A two-year-old boy with “three parents” – his lesbian mother, her partner and a gay father – is at the centre of an Appeal Court test case on the status of “alternative” families.
The mother says she made a pact with the father during a restaurant meeting before the boy was conceived that she and her lover would fill the role of “primary parents” within a “nuclear family” and that he would not stand on his paternal rights.
But now she and her partner say they feel “bitter and betrayed” after the father – a former close friend who attended the birth and held the new-born baby in his arms – demanded overnight and holiday contact with his biological son.
Two things strike me about thsi story. The first is that the father’s attorney warned the court against adopting traditional or sterotypical views of teh family. Got it. Two lesbians raising a child is now traditional. Second, as to the dad’s supposed agreement–an oral contract ain’t worth the paper its written on.
One of the real tragedies of our society today is the obvious belief that it is acceptible to (ab)use children as social experiments. I note this also in light of the recent story about the 5-year old boy whose parents have been raising him as a girl. IMO it is an obvious extension of test tube fertilization and on-demand abortion. My wife has been a kindergarten teacher and her parental stories would curl your hair (or straighten it as the case my be).
Following on David Keller’s comment, an oral contract doesn’t mean squat in situations like this … of course, an oral contract was the only recourse for the father to lay some claim to the son, or for the mothers to protect their children, given the situation. Which leads me to two possible policy remedies: (1) ban such “situations” entirely, by force of law (to protect the children), or (2) codify legal means of protecting both parents and children, even in “blurry” situations. Since (1) is entirely impractical (i.e., “it’s gonna happen anyway”), time to look to (2). Am I missing a (3)?
Nobody seems to be thinking about the kid in all this – it’s all just about ownership and ‘rights’ it seems.
What a mess.
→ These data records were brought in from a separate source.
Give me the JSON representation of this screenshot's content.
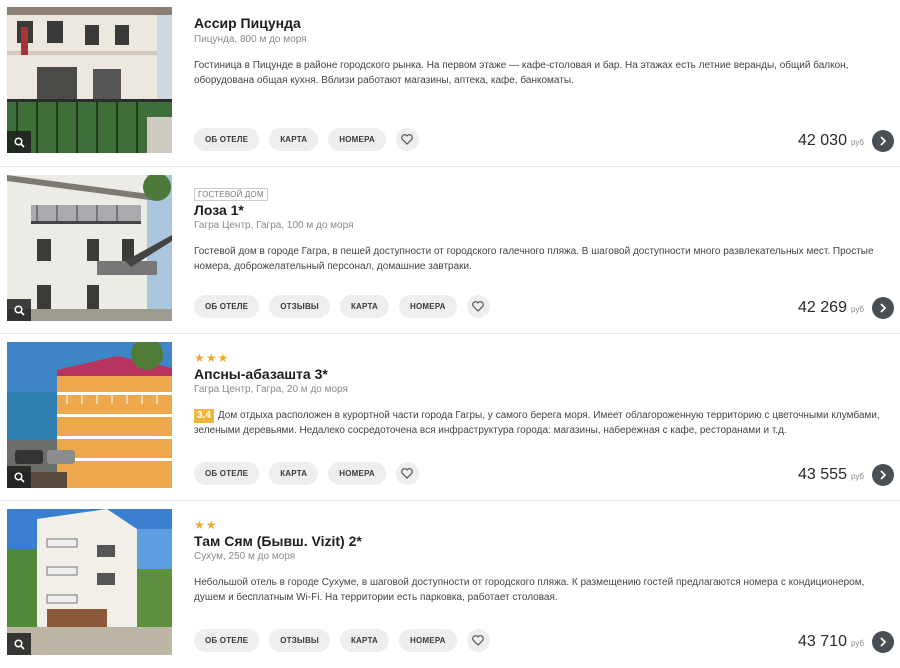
{
  "hotels": [
    {
      "name": "Ассир Пицунда",
      "location": "Пицунда, 800 м до моря",
      "description": "Гостиница в Пицунде в районе городского рынка. На первом этаже — кафе-столовая и бар. На этажах есть летние веранды, общий балкон, оборудована общая кухня. Вблизи работают магазины, аптека, кафе, банкоматы.",
      "buttons": [
        "ОБ ОТЕЛЕ",
        "КАРТА",
        "НОМЕРА"
      ],
      "price": "42 030",
      "currency": "руб"
    },
    {
      "badge": "ГОСТЕВОЙ ДОМ",
      "name": "Лоза 1*",
      "location": "Гагра Центр, Гагра, 100 м до моря",
      "description": "Гостевой дом в городе Гагра, в пешей доступности от городского галечного пляжа. В шаговой доступности много развлекательных мест. Простые номера, доброжелательный персонал, домашние завтраки.",
      "buttons": [
        "ОБ ОТЕЛЕ",
        "ОТЗЫВЫ",
        "КАРТА",
        "НОМЕРА"
      ],
      "price": "42 269",
      "currency": "руб"
    },
    {
      "stars": "★★★",
      "name": "Апсны-абазашта 3*",
      "location": "Гагра Центр, Гагра, 20 м до моря",
      "rating": "3.4",
      "description": "Дом отдыха расположен в курортной части города Гагры, у самого берега моря. Имеет облагороженную территорию с цветочными клумбами, зелеными деревьями. Недалеко сосредоточена вся инфраструктура города: магазины, набережная с кафе, ресторанами и т.д.",
      "buttons": [
        "ОБ ОТЕЛЕ",
        "КАРТА",
        "НОМЕРА"
      ],
      "price": "43 555",
      "currency": "руб"
    },
    {
      "stars": "★★",
      "name": "Там Сям (Бывш. Vizit) 2*",
      "location": "Сухум, 250 м до моря",
      "description": "Небольшой отель в городе Сухуме, в шаговой доступности от городского пляжа. К размещению гостей предлагаются номера с кондиционером, душем и бесплатным Wi-Fi. На территории есть парковка, работает столовая.",
      "buttons": [
        "ОБ ОТЕЛЕ",
        "ОТЗЫВЫ",
        "КАРТА",
        "НОМЕРА"
      ],
      "price": "43 710",
      "currency": "руб"
    }
  ],
  "colors": {
    "star": "#f0a92a",
    "rating": "#f0b53d",
    "button_bg": "#eceef0",
    "go_button": "#4a4f55"
  },
  "icons": {
    "zoom": "magnifier-icon",
    "favorite": "heart-icon",
    "next": "chevron-right-icon"
  }
}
It looks to me like there’s some restaurant conversation re: parenthood(not recorded/no “minutes” or anything like that) and no written agreement amongst the parties where the father/donor relinquishes paternal rights.
This is rich:
“He added: “Notwithstanding their sexuality and that they acknowledge to that extent that they are an ‘alternative family’, the mother and her partner hold very traditional views of family life and would not have chosen to bring a child into anything other than an intact, two-parent, family.
Except that the traditional view of “intact, two-parent families” is that of a mother and father, not two mothers and a father. Oops…
Seems to me this all hinges on the rights of biological fathers in Britain.
And I hope they all find a peaceful way of co-parenting the little boy. If not, they will do him a serious disservice. Grow up, everybody.
I actually know of a situation like this one. Given statistics showing that lesbian relationships break up at a higher rate than heterosexual marriages, I await with trepidation the word from our friends that their daughter, the biological mother of their grandchild, is being sued for custody or visitation by her partner or by her friend who contributed the sperm to make the baby.